O livro ainda aberto foi lido por alguns instantes.
– Está correto, Mestre Lila. Mestre Baker, sua atual posição não remete a Ordem dos Magos. Malusi contra Hener é inválido.
Orion olhou para Higor e sorriu.
– Eu esperava por isso. Malusi contra Hyota em 542 ER, senhor Darken. – Orion esperou que o Justiceiro procurasse. – A Ordem ordena por cima de Hunos, pedaço por pedaço. Ideologia se remete a ideia e ideias não são materiais, o Arcanista Malusi ditou isso no seu julgamento e venceu.
Darken concordou mais uma vez.
– Mestre Lila, sua negação é inválida. Malusi ganha.
O homem endureceu o queixo e olhou para seus documentos, ainda posturado. Por segundos, procurou por algo, e parou de folhear. Hallis e Norma ainda o observavam ansiosos.
– Mais alguma coisa, Mestre Lila? – Darken perguntou.
Ele negou com a cabeça.
– Não. Isso é tudo.
Ao erguer o olhar, avistou Orion Baker do outro lado o encarando. Não havia deboche ou desgosto, apenas uma indiferença maiúscula.
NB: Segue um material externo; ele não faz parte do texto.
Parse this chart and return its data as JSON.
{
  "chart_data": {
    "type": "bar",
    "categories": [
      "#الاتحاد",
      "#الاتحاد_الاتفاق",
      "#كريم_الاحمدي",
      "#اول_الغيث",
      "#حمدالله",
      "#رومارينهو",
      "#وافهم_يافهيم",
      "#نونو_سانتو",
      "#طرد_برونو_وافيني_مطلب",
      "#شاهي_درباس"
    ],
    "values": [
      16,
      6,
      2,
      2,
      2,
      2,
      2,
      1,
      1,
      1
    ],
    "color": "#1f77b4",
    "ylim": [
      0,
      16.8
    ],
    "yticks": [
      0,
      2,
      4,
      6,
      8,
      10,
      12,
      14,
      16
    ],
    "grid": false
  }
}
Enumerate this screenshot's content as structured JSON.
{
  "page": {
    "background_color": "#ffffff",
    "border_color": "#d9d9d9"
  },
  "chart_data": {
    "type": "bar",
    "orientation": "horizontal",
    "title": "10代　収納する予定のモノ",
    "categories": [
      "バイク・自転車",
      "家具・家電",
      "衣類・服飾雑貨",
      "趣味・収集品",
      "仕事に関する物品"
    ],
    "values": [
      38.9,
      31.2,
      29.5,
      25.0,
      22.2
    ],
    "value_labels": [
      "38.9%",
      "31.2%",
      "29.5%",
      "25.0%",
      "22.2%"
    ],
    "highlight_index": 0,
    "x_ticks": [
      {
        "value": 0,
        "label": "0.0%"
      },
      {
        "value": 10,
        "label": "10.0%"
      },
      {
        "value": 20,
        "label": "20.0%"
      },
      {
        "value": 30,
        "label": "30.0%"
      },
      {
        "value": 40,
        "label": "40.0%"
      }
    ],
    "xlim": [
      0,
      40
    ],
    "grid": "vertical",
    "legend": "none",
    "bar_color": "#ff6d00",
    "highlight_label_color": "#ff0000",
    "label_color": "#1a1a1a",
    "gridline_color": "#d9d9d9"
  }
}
Não que aquele julgamento fosse fácil para ele, apenas parecia… desnecessário.
Hallis iniciou seus xingamentos baixos quando retornou para perto de sua família. Norma Godoy ordenou que vários dos seus mensageiros corressem para as casas secundárias, iria segurá-los para que não houvesse motim. E Higor Lila sentou-se no banco, com seus dois velhos amigos ao lado.
Higor apenas observou Sindromeu Trindade sorrir e se despedir dos outros senhores de famílias secundárias. E Orion, o rapaz estava parado na porta, e de repente alguém se aproximou e falou algo em seu ouvido.
Sua expressão mudou na hora.
Ao mesmo tempo, alguém avançou atrás de Artrax e informou algo também.
– Alguma coisa está acontecendo – disse para os demais.
– O quê? – Hallis parou de praguejar para prestar atenção.
As famílias secundárias ainda não haviam sido informadas e Darken acionou cerca de dez Justiceiros para levá-los por uma saída lateral. Higor ficou de pé e esperou que a porta atrás deles fosse aberta.
Nada, ninguém entrou para passar a mensagem.
– É um ataque – a voz adentrou em sua mente. Ele reconheceu o tom e olhou para longe. Orion o encarava. – Estão sequestrando pessoas das fazendas a leste.
Higor Lila não teve tempo para pensar na mensagem telepática. Apenas tomou passos rápidos.
– Vamos – gritou aos demais Lordes nobres. – Temos que proteger Vila Velha.